HMRC Update 2022
During 2021/2 HMRC reviewed the treatment of VAT in Dilapidations and having listened to industry have now confirmed there is no change by issuing a revised policy which took effect on 1st April 2022.
In summary, HMRC policy continues to be that dilapidations payments are normally outside the scope of VAT, treating these payments as further consideration for the supply of a lease. There are some exceptions; for example HMRC may depart from this view if they find evidence of value shifting from rent to a dilapidation payment to avoid accounting for VAT. Our advice is therefore to state clearly that the payment relates only to dilapidations in a signed settlement agreement.
VAT in Dilapidations
VAT in respect of dilapidations is a complex subject with its own set of rules, regulations and case law.
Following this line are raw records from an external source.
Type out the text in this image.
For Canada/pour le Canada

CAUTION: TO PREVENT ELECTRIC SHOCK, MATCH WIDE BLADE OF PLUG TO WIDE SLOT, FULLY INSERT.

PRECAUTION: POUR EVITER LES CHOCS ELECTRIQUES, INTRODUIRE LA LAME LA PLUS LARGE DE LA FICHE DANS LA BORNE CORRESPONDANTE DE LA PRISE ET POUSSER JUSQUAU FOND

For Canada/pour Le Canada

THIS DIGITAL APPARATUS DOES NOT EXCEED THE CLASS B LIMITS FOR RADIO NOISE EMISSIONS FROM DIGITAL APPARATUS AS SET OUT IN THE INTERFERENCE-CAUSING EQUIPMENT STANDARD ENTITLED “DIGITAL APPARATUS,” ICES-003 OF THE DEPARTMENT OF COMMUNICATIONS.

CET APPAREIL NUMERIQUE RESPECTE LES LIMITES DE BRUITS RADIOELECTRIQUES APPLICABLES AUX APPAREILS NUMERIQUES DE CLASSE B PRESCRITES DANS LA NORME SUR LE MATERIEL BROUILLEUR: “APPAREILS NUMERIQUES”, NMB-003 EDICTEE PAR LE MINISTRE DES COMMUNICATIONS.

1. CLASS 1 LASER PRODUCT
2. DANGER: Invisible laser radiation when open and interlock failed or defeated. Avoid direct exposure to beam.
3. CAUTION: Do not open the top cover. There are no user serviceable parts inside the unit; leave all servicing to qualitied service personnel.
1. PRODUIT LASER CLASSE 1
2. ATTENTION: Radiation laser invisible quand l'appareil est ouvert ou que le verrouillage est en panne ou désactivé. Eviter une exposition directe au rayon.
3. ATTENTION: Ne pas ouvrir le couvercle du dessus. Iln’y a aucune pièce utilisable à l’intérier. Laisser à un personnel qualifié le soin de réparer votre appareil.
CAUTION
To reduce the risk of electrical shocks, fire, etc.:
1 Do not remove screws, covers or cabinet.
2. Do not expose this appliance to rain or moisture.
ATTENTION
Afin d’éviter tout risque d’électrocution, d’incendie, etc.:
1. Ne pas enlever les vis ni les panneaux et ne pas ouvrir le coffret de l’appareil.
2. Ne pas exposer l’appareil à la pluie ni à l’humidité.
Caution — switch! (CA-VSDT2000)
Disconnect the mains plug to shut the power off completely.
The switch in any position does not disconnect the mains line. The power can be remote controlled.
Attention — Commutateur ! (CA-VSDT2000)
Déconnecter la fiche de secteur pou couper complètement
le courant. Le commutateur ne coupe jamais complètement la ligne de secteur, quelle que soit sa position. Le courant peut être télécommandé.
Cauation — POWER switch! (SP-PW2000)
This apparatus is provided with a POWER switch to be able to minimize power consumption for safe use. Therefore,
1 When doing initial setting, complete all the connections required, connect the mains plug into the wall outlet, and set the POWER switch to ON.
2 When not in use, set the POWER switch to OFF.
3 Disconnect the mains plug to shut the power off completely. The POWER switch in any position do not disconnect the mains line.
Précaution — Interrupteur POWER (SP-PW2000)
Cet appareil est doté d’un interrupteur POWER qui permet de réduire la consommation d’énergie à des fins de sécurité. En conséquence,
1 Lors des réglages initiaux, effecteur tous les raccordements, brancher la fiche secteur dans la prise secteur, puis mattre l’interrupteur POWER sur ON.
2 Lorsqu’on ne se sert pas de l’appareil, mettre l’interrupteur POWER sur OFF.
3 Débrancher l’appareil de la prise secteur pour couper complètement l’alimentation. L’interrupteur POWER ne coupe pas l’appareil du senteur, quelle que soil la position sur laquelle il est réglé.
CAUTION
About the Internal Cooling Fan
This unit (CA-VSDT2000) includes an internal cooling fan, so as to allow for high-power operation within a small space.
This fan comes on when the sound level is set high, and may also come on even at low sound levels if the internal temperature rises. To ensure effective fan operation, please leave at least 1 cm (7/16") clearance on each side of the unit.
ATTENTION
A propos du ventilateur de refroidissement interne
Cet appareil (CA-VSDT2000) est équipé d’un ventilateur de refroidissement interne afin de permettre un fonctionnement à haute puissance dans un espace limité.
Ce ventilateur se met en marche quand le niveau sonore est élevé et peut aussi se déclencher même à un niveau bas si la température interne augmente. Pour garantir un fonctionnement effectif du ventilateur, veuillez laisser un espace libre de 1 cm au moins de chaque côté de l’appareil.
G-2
Opinions are usually divided and much will depend on the circumstances.
Where a tenant is making a payment to a landlord in full and final settlement of its dilapidation liabilities, under Customs and Excise rules, the payment is not a ‘taxable supply’ for the purposes of VAT. This is because Customs and Excise deem the payment to be one of damages and not a supply of something. VAT may be payable if the landlord passes the payment on to an incoming VAT registered tenant.
Complying with the European Community Law, the Finance Act 1989 introduced major changes which included giving UK payers of VAT the option to pay VAT on supplies relating to an interest in commercial land. Where a person or company is registered for VAT there is a special statutory exemption to the charging of VAT on such supplies. The tax payer can waive this exemption if they desire. To do this they must notify HM Customs and Excise. For clarity, if a landlord has elected to waive exemption on a building, he must charge VAT on such items as rent received (ie supplies that the tenant is receiving). In this instance, it will not be appropriate to include VAT as part of a dilapidations claim. If the VAT exemption has not been waived then VAT need not be charged by the landlord on supplies, and VAT may form part of a dilapidations claim.
So the first issue to establish is whether the landlord is registered for VAT. Is the landlord required by VAT law to charge VAT on its normal business transactions such as rent receipts. If so, has it elected to waive VAT exemption on the specific building that is subject to the dilapidations claim?
Once this has been established, a simplified VAT analysis might follow the steps shown in the diagram.
The Protocol requires that the claim establishes what the landlord’s intentions are, and states the landlord’s and/or the demised property’s VAT status. A basic understanding of the VAT issues is therefore necessary, if the requirements under the Protocol for an accurate initial claim are prepared.